Overall, the profile indicates an immediate and profound change in cellular metabolism caused by inhibition of the FKBP12/rapamycin-sensitive functions of mTOR, consistent with enhanced aerobic glycolysis.

The rapamycin-induced increase in lactate production and decrease in uncoupled respiration without detectable change in mitochondrial content led us to hypothesize that inhibiting mTOR diverts the metabolism of pyruvate away from the mitochondria by exerting control over the mitochondrial substrate availability.
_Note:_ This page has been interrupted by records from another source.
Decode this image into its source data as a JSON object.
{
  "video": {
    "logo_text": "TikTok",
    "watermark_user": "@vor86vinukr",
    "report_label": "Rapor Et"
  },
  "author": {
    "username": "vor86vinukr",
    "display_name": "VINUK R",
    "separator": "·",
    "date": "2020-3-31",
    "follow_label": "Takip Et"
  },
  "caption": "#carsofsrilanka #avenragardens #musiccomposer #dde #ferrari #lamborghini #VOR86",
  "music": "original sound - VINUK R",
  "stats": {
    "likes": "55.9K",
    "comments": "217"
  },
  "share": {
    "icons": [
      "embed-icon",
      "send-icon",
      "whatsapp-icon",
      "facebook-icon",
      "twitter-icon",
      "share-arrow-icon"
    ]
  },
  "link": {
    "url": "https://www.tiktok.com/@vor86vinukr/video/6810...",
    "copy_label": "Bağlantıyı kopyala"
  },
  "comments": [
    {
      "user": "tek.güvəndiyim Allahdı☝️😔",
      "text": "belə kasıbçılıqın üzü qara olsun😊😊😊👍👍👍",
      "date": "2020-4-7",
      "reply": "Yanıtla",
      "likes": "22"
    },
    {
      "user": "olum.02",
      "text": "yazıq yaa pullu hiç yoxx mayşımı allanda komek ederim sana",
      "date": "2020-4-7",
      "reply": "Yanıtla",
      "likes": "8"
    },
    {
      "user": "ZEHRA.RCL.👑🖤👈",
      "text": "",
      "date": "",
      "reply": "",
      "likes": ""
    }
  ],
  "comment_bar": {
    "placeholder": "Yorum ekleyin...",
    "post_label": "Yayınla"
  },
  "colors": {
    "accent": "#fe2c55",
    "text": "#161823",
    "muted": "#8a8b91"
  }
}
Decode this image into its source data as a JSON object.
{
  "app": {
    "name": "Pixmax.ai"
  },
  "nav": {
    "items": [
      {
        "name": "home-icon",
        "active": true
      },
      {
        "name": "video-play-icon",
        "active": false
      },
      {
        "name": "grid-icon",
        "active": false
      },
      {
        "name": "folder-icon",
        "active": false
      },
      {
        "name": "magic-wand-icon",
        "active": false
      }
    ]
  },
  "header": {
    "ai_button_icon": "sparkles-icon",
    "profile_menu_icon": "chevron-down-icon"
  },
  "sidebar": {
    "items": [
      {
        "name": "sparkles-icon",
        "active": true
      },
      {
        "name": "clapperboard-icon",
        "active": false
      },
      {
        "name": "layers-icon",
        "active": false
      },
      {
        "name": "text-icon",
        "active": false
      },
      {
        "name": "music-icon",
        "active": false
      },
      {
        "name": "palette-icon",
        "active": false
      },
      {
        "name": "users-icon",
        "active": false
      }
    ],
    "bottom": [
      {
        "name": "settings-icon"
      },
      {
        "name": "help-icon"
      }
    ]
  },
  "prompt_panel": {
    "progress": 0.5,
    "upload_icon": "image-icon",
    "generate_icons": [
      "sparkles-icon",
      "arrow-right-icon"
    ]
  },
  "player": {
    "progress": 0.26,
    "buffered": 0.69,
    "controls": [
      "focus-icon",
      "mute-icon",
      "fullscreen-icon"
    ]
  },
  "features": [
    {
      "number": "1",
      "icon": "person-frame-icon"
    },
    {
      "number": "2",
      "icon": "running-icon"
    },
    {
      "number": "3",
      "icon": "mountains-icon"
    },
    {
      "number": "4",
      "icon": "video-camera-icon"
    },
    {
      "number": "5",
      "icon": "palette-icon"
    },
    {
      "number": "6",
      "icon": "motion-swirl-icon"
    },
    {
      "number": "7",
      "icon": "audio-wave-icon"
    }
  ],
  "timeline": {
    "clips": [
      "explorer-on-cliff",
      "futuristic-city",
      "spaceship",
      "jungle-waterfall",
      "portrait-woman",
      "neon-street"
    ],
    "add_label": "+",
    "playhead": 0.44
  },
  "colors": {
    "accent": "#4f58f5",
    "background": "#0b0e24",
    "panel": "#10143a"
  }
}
So you can see that, assuming rapamycin performs the same way in normal cells as it does in the leukemic cells, then the use of rapamycin in ME/CFS would seem to be a complete disaster based on the Fluge & Mella study, which showed that not enough pyruvate was entering into the Krebs Cycle in the mitochondria due to impairment of the PDH complex.

So either rapamycin must be doing something else that beneficially offsets that seeming disaster, or diversion of pyruvate away from the mitochondria is actually beneficial in ME/CFS.

Other possibilities for why rapamycin might be beneficial include that perhaps a subset of people with ME/CFS are needing increased glycolysis (i.e., production of pyruvate) rather than increased mitochondrial respiration. Or perhaps a subset actually have an undiagnosed autoimmune disease for which rapamycin might be effective.

One thing I'll be interested to see is if the subset of people with ME/CFS who find LDN (low dose naltrexone) helpful is the same subset that responds to rapamycin. (There also may be the possibility of a favorable synergy between rapamycin and LDN.)